While reporting from the Democratic National Convention in Chicago, she said that Trump was “on the phone with [Netanyahu] urging him not to cut a [hostage] deal [with Hamas] right now because … it’s believed that would help the Harris campaign”.
A day later, she back-tracked: “[T]his was not based on my original reporting [by other credible news sources]; I was referring to reports I had read … I repeated the story because I hadn’t seen later reporting that both sides denied it. This was a mistake and I apologize for it.”
Goofy, cause-and-effect-scrambling syntax aside — she didn’t repeat the story because of later denials by Netanyahu and Trump; she repeated it without having seen them — she surrendered to two of the world’s best-known and confirmed liars. Authoritarians take note: no coercion of journalists necessary; they police themselves.
It took nothing more than a bark from Netanyahu, through his megaphone, The Jerusalem Post, to label Woodruff’s statement a “complete lie,” and an equally silly claim from Trump accusing PBS of “making up fake stories” for Woodruff to surrender.
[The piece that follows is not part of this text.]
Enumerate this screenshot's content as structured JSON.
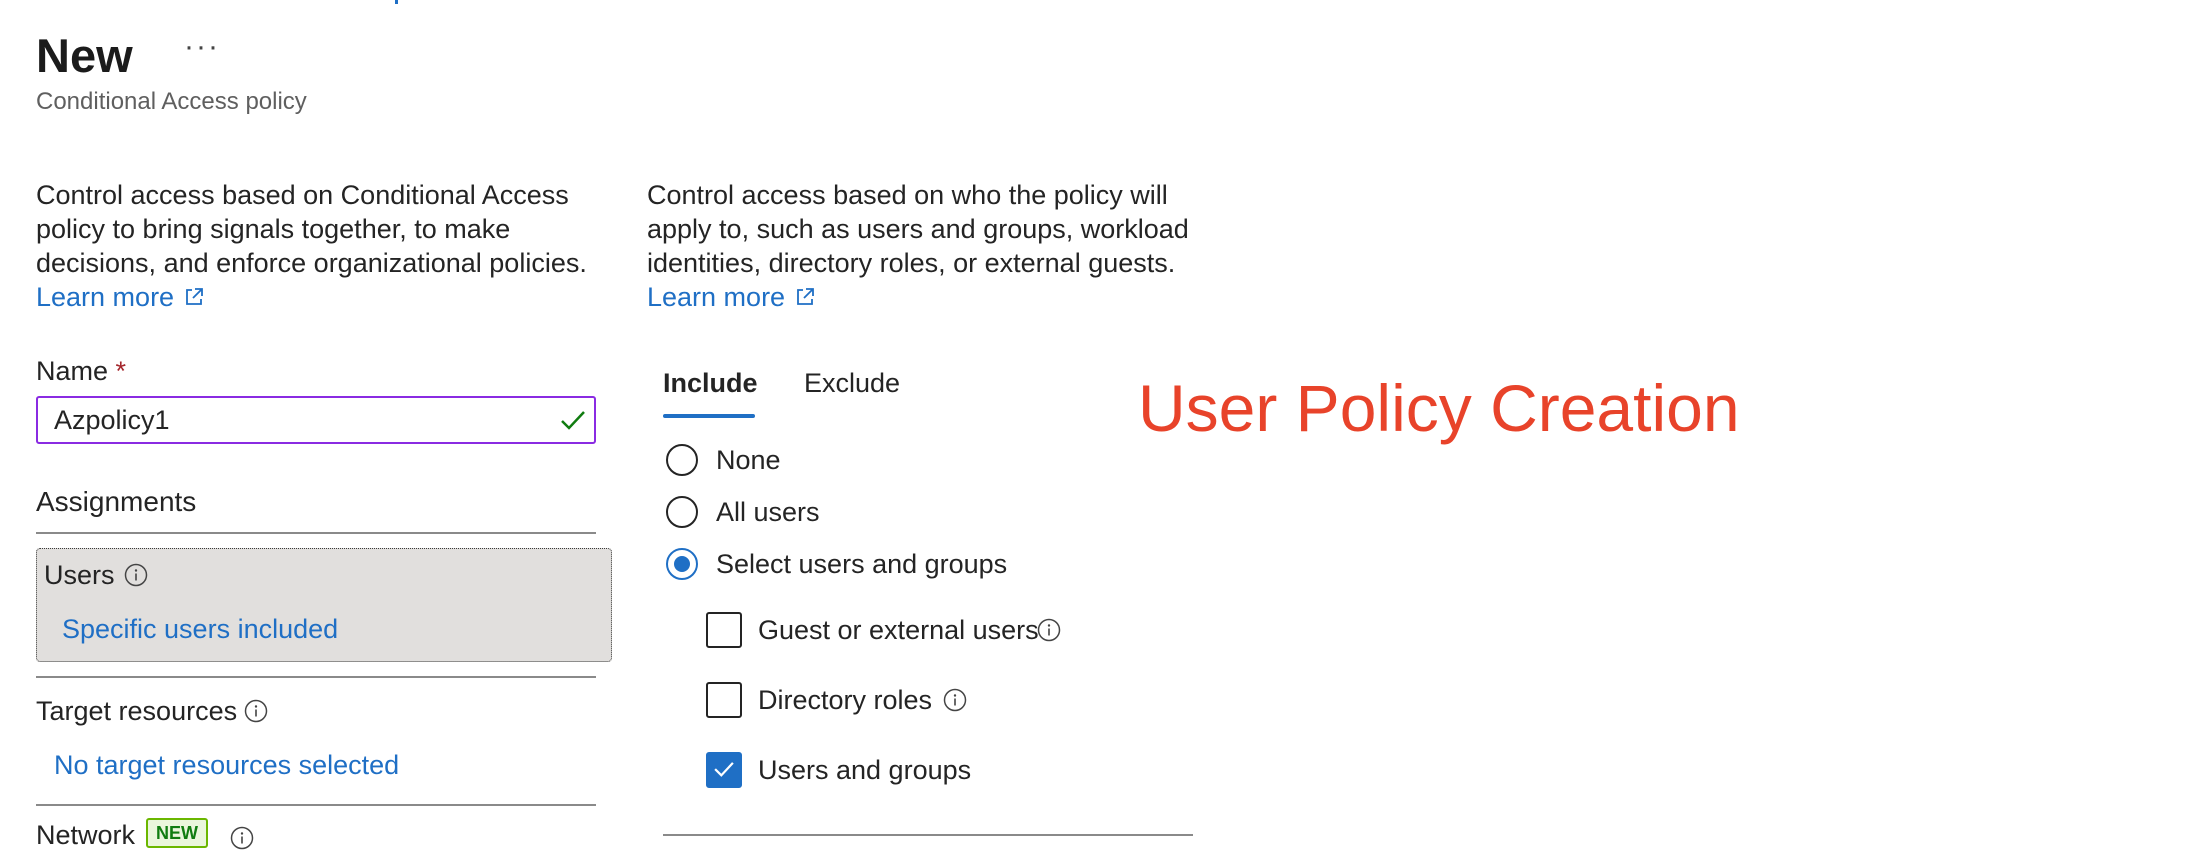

Curiously, neither leader denied that a conversation had taken place.
Woodruff’s back-track ignores extensive reporting from Israel for months, which has made a convincing case that Netanyahu has subordinated a hostage deal to his own political fortunes. Nor is it news that Netanyahu desires Trump’s return to the White House as Israel’s supreme foreign asset.
Second, Trump’s non-relationship with facts and his obsession with others’ success (which he sees as diminishing him) make his denial laughable. Of course he urged Netanyahu not to conclude a hostage deal with Hamas. Not that Trump cares about Gaza, or Hamas, or even hostages. It’s a Biden/Harris success that must be prevented.
Nor does Netanyahu need Trump’s advice. More likely, he humored his US fan-boy with assurances that Israel will not conclude a hostage deal, especially between now and November. He may have, of course, promised that, if Trump won, Israel would give him credit once in office, a promise unlikely to be kept in any event.
Woodruff’s apology is pitiable. All she had to say was: As follow-up to what I said yesterday about a Trump/Netanyahu discussion of a hostage deal, both sides deny the original reporting. Instead, she legitimized the “fake news” claims of two first-class peddlers of fake news. The need to show her virtue was more important.